A Venice coalition protests against the plan to permanently house the Biennale archives at the Arsenal
Venice is once again mired in protests, this time against plans by the organization behind the Venice Biennale to further occupy the city-owned historic Arsenale.
Parts of the sprawling 118-acre complex of former shipyards have been used as exhibition spaces for the Venice Biennales of Art and Architecture since 1999. In 2012, the state transferred ownership of two-thirds of the complex to the municipality.
Now protesters are trying to halt plans by the arts organization to take up even more space in the complex as a permanent site for the Biennale’s historical archives. The initiative is expected to use 20 million euros ($22.8 million) in public funds and 105 million euros ($119.7 million) from Italy’s pandemic recovery fund.
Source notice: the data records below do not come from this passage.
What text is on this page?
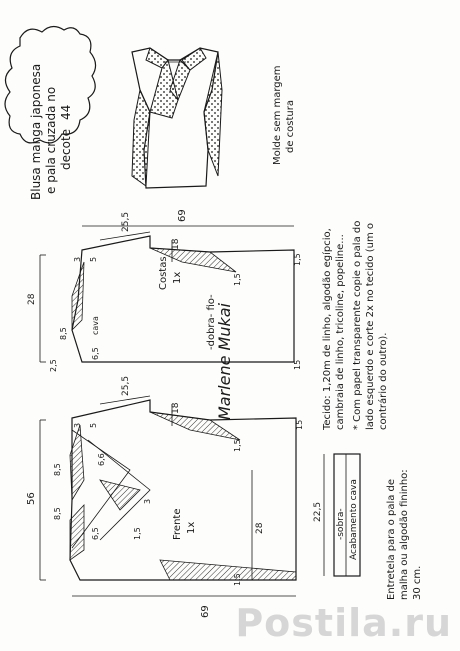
Blusa manga japonesa e pala cruzada no decote
44	Molde sem margem de costura
Tecido: 1,20m de linho, algodão egípcio, cambraia de linho, tricoline, popeline... * Com papel transparente copie o pala do lado esquerdo e corte 2x no tecido (um o contrário do outro).
Costas 1x
-dobra- fio-
69
25,5
18
28
8,5
6,5
2,5
cava
1,5
1,5
15
5
3
Marlene Mukai
Frente 1x
69
56
25,5
18
28
8,5
8,5
6,6
3
6,5	1,5
1,5
1,5
15
3 5
-sobra- Acabamento cava
22,5	Entretela para o pala de malha ou algodão fininho: 30 cm.
Postila.ru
Members of Forum Futuro Arsenale have sketched out an alternative vision for Arsenale in a 50 page proposal published in 2015. It presents the reclaiming of historic space as a key to reclaiming the city for residents rather than tourists, at a time when the city’s actual population is shrinking and local services are suffering. It is said:
To think of Venice as a “historic center” (centro storico) dooms the city to extinction. With a concerted effort, the mass exodus of Venetian residents can be reduced and the long-term quality of life in the city ensured.
Since ownership of the Arsenale complex was transferred to the Municipality of Venice by the state in 2012, the Forum Futuro Arsenale (FFA) has identified the regeneration of this area as perhaps the last chance to forge a future healthy for Venice as a city. So far isolated from the negative effects of mass tourism that manifest themselves in the rest of Venice, the Arsenale is an area large enough to significantly influence the socio-economic development of the city and yet sufficiently autonomous to be administered with a unified and integrated whole. vision.
The FFA proposes that the contested space be revitalized as a site for traditional crafts and boat maintenance. It also plans a floating maritime museum and recording and dance studios for local artists.
The mayor’s office, however, threw its support behind the Biennale’s plans. A spokesman for Mayor Luigi Brugnaro’s office said TANNING that the current action plan would allow for redevelopment and free the city from a previous agreement that required the city to allow the navy to use a closed portion of space for free. If the proposal is accepted, this space would free up the Galeazze Channel as a shortcut for boats to cross while traveling from the San Marco basin to the northern lagoon.
In a meeting on February 2, the Biennale’s president said the archive proposal would benefit both the arts organization and the people of the city, who would enjoy “an open and vibrant center all year round. ‘year”.